Commo F, Ferté C, Soria J C, Friend S H, André F, Guinney J
Sage Bionetworks, Seattle, USA INSERM U981, Gustave Roussy, University Paris XI, Villejuif.
Sage Bionetworks, Seattle, USA INSERM U981, Gustave Roussy, University Paris XI, Villejuif Department of Medical Oncology, Gustave Roussy, Villejuif, France.
Ann Oncol. 2015 Mar;26(3):582-8. doi: 10.1093/annonc/mdu582. Epub 2014 Dec 23.
Comparative genomic hybridization (CGH) arrays are increasingly used in personalized medicine programs to identify gene copy number aberrations (CNAs) that may be used to guide clinical decisions made during molecular tumor boards. However, analytical processes such as the centralization step may profoundly affect CGH array results and therefore may adversely affect outcomes in the precision medicine context.
The effect of three different centralization methods: median, maximum peak, alternative peak, were evaluated on three datasets: (i) the NCI60 cell lines panel, (ii) the Cancer Cell Line Encyclopedia (CCLE) panel, and (iii) the patients enrolled in prospective molecular screening trials (SAFIR-01 n = 283, MOSCATO-01 n = 309), and compared with karyotyping, drug sensitivity, and patient-drug matching, respectively.
Using the NCI60 cell lines panel, the profiles generated by the alternative peak method were significantly closer to the cell karyotypes than those generated by the other centralization strategies (P < 0.05). Using the CCLE dataset, selected genes (ERBB2, EGFR) were better or equally correlated to the IC50 of their companion drug (lapatinib, erlotinib), when applying the alternative centralization. Finally, focusing on 24 actionable genes, we observed as many as 7.1% (SAFIR-01) and 6.8% (MOSCATO-01) of patients originally not oriented to a specific treatment, but who could have been proposed a treatment based on the alternative peak centralization method.

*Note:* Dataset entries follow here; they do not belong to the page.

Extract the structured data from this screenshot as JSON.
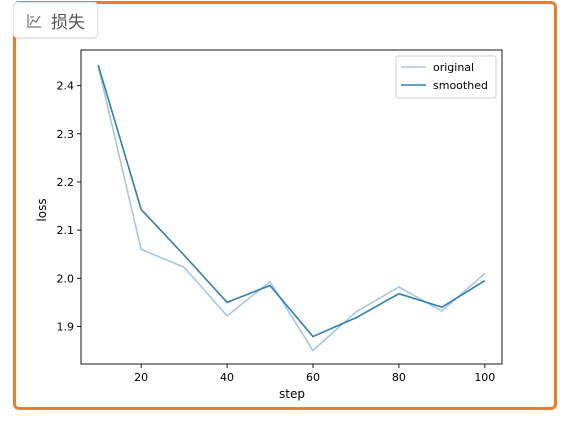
{
  "panel": {
    "title": "损失",
    "icon": "chart-icon",
    "border_color": "#ee7d2a"
  },
  "chart_data": {
    "type": "line",
    "xlabel": "step",
    "ylabel": "loss",
    "xlim": [
      6,
      104
    ],
    "ylim": [
      1.822,
      2.474
    ],
    "xticks": [
      20,
      40,
      60,
      80,
      100
    ],
    "yticks": [
      1.9,
      2.0,
      2.1,
      2.2,
      2.3,
      2.4
    ],
    "legend_position": "top-right",
    "grid": false,
    "series": [
      {
        "name": "original",
        "color": "#a6c9df",
        "x": [
          10,
          20,
          30,
          40,
          50,
          60,
          70,
          80,
          90,
          100
        ],
        "y": [
          2.44,
          2.06,
          2.023,
          1.922,
          1.993,
          1.85,
          1.93,
          1.982,
          1.932,
          2.01
        ]
      },
      {
        "name": "smoothed",
        "color": "#2e7fb5",
        "x": [
          10,
          20,
          30,
          40,
          50,
          60,
          70,
          80,
          90,
          100
        ],
        "y": [
          2.443,
          2.143,
          2.048,
          1.95,
          1.985,
          1.879,
          1.918,
          1.968,
          1.94,
          1.995
        ]
      }
    ]
  }
}
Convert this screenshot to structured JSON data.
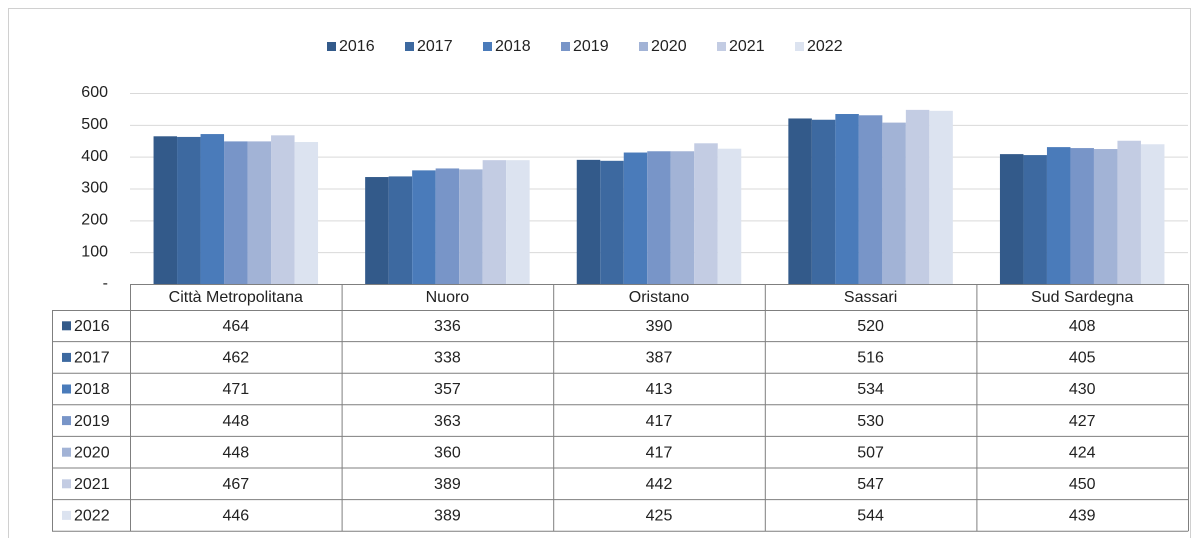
{
  "chart_data": {
    "type": "bar",
    "categories": [
      "Città Metropolitana",
      "Nuoro",
      "Oristano",
      "Sassari",
      "Sud Sardegna"
    ],
    "series": [
      {
        "name": "2016",
        "color": "#335a8a",
        "values": [
          464,
          336,
          390,
          520,
          408
        ]
      },
      {
        "name": "2017",
        "color": "#3d69a0",
        "values": [
          462,
          338,
          387,
          516,
          405
        ]
      },
      {
        "name": "2018",
        "color": "#4a7bba",
        "values": [
          471,
          357,
          413,
          534,
          430
        ]
      },
      {
        "name": "2019",
        "color": "#7895c8",
        "values": [
          448,
          363,
          417,
          530,
          427
        ]
      },
      {
        "name": "2020",
        "color": "#a2b3d6",
        "values": [
          448,
          360,
          417,
          507,
          424
        ]
      },
      {
        "name": "2021",
        "color": "#c3cce3",
        "values": [
          467,
          389,
          442,
          547,
          450
        ]
      },
      {
        "name": "2022",
        "color": "#dce3f0",
        "values": [
          446,
          389,
          425,
          544,
          439
        ]
      }
    ],
    "ylim": [
      0,
      600
    ],
    "yticks": [
      {
        "value": 0,
        "label": "-"
      },
      100,
      200,
      300,
      400,
      500,
      600
    ],
    "grid": true,
    "legend": "top",
    "data_table": true
  }
}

The centralization method substantially affects the call detection of CGH profiles and may thus impact precision medicine approaches. Among the three methods described, the alternative peak method addresses limitations associated with existing approaches.
比较基因组杂交(CGH)阵列在个性化医疗项目中越来越多地用于识别基因拷贝数畸变(CNA),这些畸变可用于指导分子肿瘤委员会做出的临床决策。然而,诸如集中化步骤等分析过程可能会深刻影响CGH阵列结果,因此可能会在精准医疗背景下对结果产生不利影响。
评估了三种不同的集中化方法(中位数、最大峰值、替代峰值)对三个数据集的影响:(i)NCI60细胞系面板,(ii)癌症细胞系百科全书(CCLE)面板,以及(iii)参与前瞻性分子筛查试验的患者(SAFIR-01,n = 283;MOSCATO-01,n = 309),并分别与核型分析、药物敏感性和患者-药物匹配进行比较。
使用NCI60细胞系面板时,替代峰值法生成的图谱比其他集中化策略生成的图谱更接近细胞核型(P < 0.05)。使用CCLE数据集时,应用替代集中化时,所选基因(ERBB2、EGFR)与其配套药物(拉帕替尼、厄洛替尼)的IC50具有更好或同等的相关性。最后,聚焦于24个可操作基因,我们观察到,原本未被指定特定治疗方案,但基于替代峰值集中化方法本可被建议接受治疗的患者,在SAFIR-01中多达7.1%,在MOSCATO-01中多达6.8%。
集中化方法会显著影响CGH图谱的调用检测,从而可能影响精准医疗方法。在所描述的三种方法中,替代峰值法解决了现有方法的局限性。